Wer ganz sicher gehen will, dass die Füllung nicht ausläuft, sollte den Keks-Ausstecher nicht entfernen. Alternativ funktionieren Dessertringe, die ein bisschen größer sind.
Für die Zubereitung der Streusel verwende ich einen Teigmischer. Wer es im Thermi ausprobieren will: Alle Zutaten in den Pott und das Gerät mehrmals einige Sekunden auf höchster Stufe einschalten. Ich schüttele das Gerät während des Betriebs.
Der Teig sollte nicht zu warm werden. Ich lege, wenn ich die Streuselkuchen-Kekse forme, den übrigen Teig immer zurück in den Kühlschrank.
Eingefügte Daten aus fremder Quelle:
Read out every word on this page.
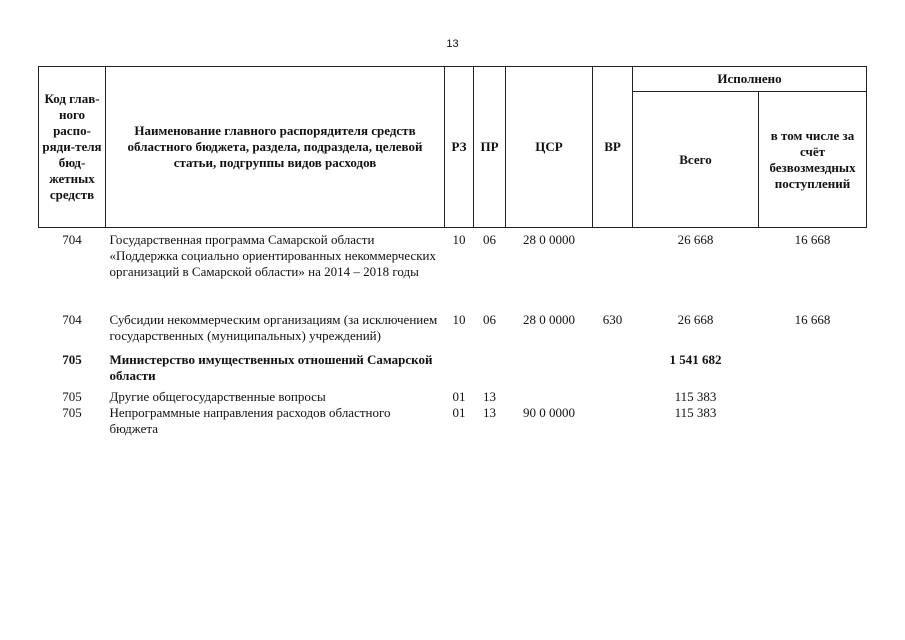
13
Код глав-ного распо-ряди-теля бюд-жетных средств	Наименование главного распорядителя средств областного бюджета, раздела, подраздела, целевой статьи, подгруппы видов расходов	РЗ	ПР	ЦСР	ВР	Исполнено	
						Всего	в том числе за счёт безвозмездных поступлений
704	Государственная программа Самарской области «Поддержка социально ориентированных некоммерческих организаций в Самарской области» на 2014 – 2018 годы	10	06	28 0 0000		26 668	16 668
704	Субсидии некоммерческим организациям (за исключением государственных (муниципальных) учреждений)	10	06	28 0 0000	630	26 668	16 668
705	Министерство имущественных отношений Самарской области					1 541 682	
705	Другие общегосударственные вопросы	01	13			115 383	
705	Непрограммные направления расходов областного бюджета	01	13	90 0 0000		115 383	
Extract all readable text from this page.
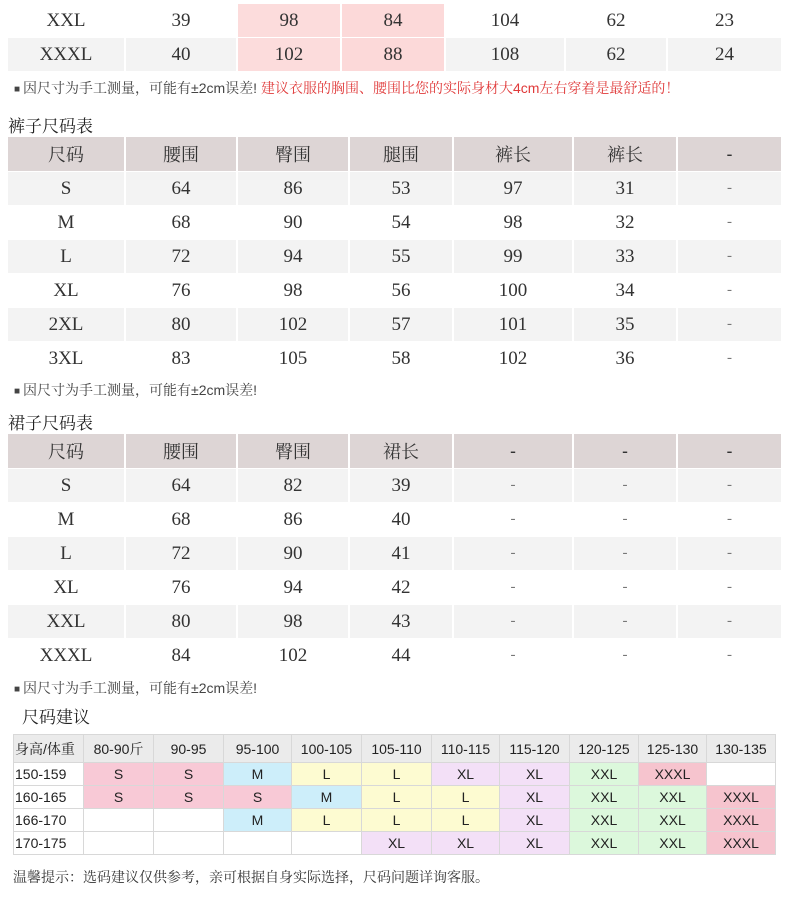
XXL	39	98	84	104	62	23
XXXL	40	102	88	108	62	24
■ 因尺寸为手工测量，可能有±2cm误差! 建议衣服的胸围、腰围比您的实际身材大4cm左右穿着是最舒适的！
裤子尺码表
尺码	腰围	臀围	腿围	裤长	裤长	-
S	64	86	53	97	31	-
M	68	90	54	98	32	-
L	72	94	55	99	33	-
XL	76	98	56	100	34	-
2XL	80	102	57	101	35	-
3XL	83	105	58	102	36	-
■ 因尺寸为手工测量，可能有±2cm误差!
裙子尺码表
尺码	腰围	臀围	裙长	-	-	-
S	64	82	39	-	-	-
M	68	86	40	-	-	-
L	72	90	41	-	-	-
XL	76	94	42	-	-	-
XXL	80	98	43	-	-	-
XXXL	84	102	44	-	-	-
■ 因尺寸为手工测量，可能有±2cm误差!
尺码建议
身高/体重	80-90斤	90-95	95-100	100-105	105-110	110-115	115-120	120-125	125-130	130-135
150-159	S	S	M	L	L	XL	XL	XXL	XXXL	
160-165	S	S	S	M	L	L	XL	XXL	XXL	XXXL
166-170			M	L	L	L	XL	XXL	XXL	XXXL
170-175					XL	XL	XL	XXL	XXL	XXXL
温馨提示：选码建议仅供参考，亲可根据自身实际选择，尺码问题详询客服。
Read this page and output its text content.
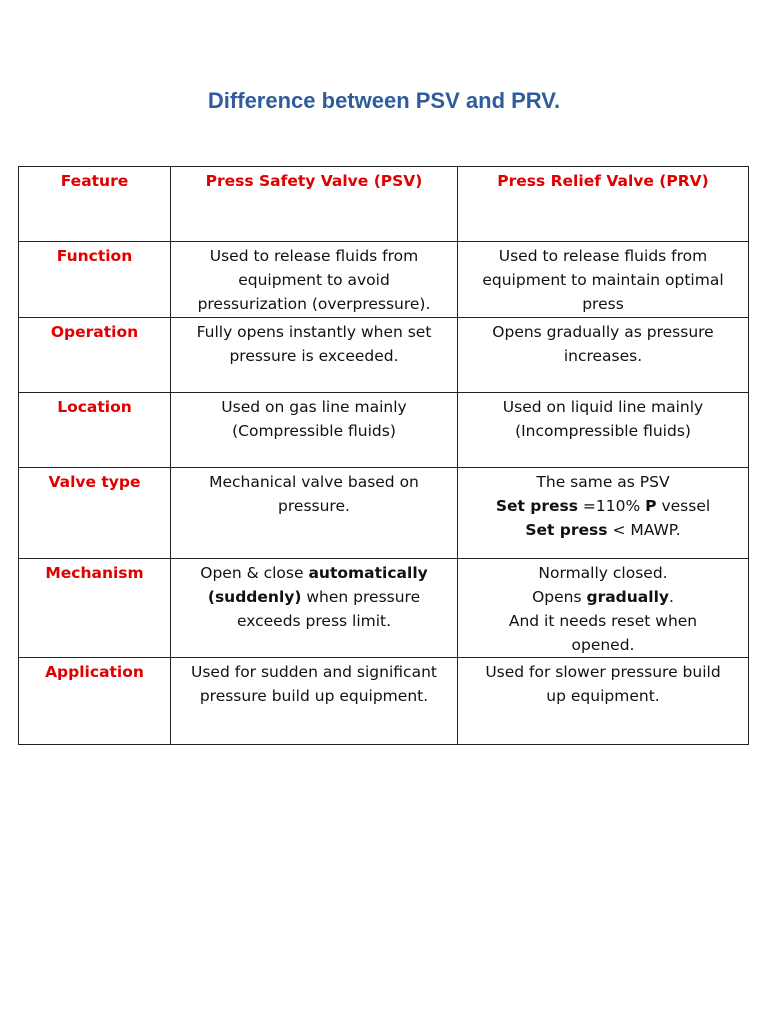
Difference between PSV and PRV.
Feature	Press Safety Valve (PSV)	Press Relief Valve (PRV)
Function	Used to release fluids from
equipment to avoid
pressurization (overpressure).	Used to release fluids from
equipment to maintain optimal
press

Operation	Fully opens instantly when set
pressure is exceeded.	Opens gradually as pressure
increases.

Location	Used on gas line mainly
(Compressible fluids)	Used on liquid line mainly
(Incompressible fluids)

Valve type	Mechanical valve based on
pressure.	The same as PSV
Set press =110% P vessel
Set press < MAWP.

Mechanism	Open & close automatically
(suddenly) when pressure
exceeds press limit.	Normally closed.
Opens gradually.
And it needs reset when
opened.

Application	Used for sudden and significant
pressure build up equipment.	Used for slower pressure build
up equipment.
Also nur kurz bearbeiten, je wärmer der Teig wird, desto größer ist die Gefahr, dass er auseinanderläuft oder brandig wird.
Ich verwende für diese großen Marmeladenplätzchen Weizenmehl Typ 550. Aber keine Sorge, das Rezept funktioniert auch mit Dinkelmehl Typ 630 oder Weizenmehl Typ 405.
Wer mich kennt, weiß, dass ich gern Kardamom in süße Mürbeteige oder Hefeteig gebe. Bei dem Streuselteig zu diesem Rezept verwende ich einen 1/2 bis 3/4 Teelöffel davon. Wo es passt (bei Apfel z. B.), verwende ich auch mal Zimt.
Ob man diese Streuselkuchen-Kekse auch mit Margarine backen kann, darf man mich nicht fragen. Wer mich kennt, weiß, dass ich niemals damit backen würde. Ich backe ausschließlich mit Butter. Richtige Butter, keine, die mit Rapsöl versetzt ist.
Ich verwende die unterschiedlichsten Sorten Marmelade für dieses Rezept. Eine meiner Favoriten ist Hyben med Æble (Hagebutte-Apfel), ich finde diese Streuselkuchen-Kekse aber auch großartig mit Pflaumenmus und Orangen- oder Zitronenmarmelade. Meistens komme ich nicht darum herum, noch welche mit Kirsche, Erdbeere und Himbeere zu machen, sonst ist mein Mann beleidigt. Und fürs Kind: Blaubeermarmelade! Probiert euch einfach aus und verwendet das, was euch am besten schmeckt.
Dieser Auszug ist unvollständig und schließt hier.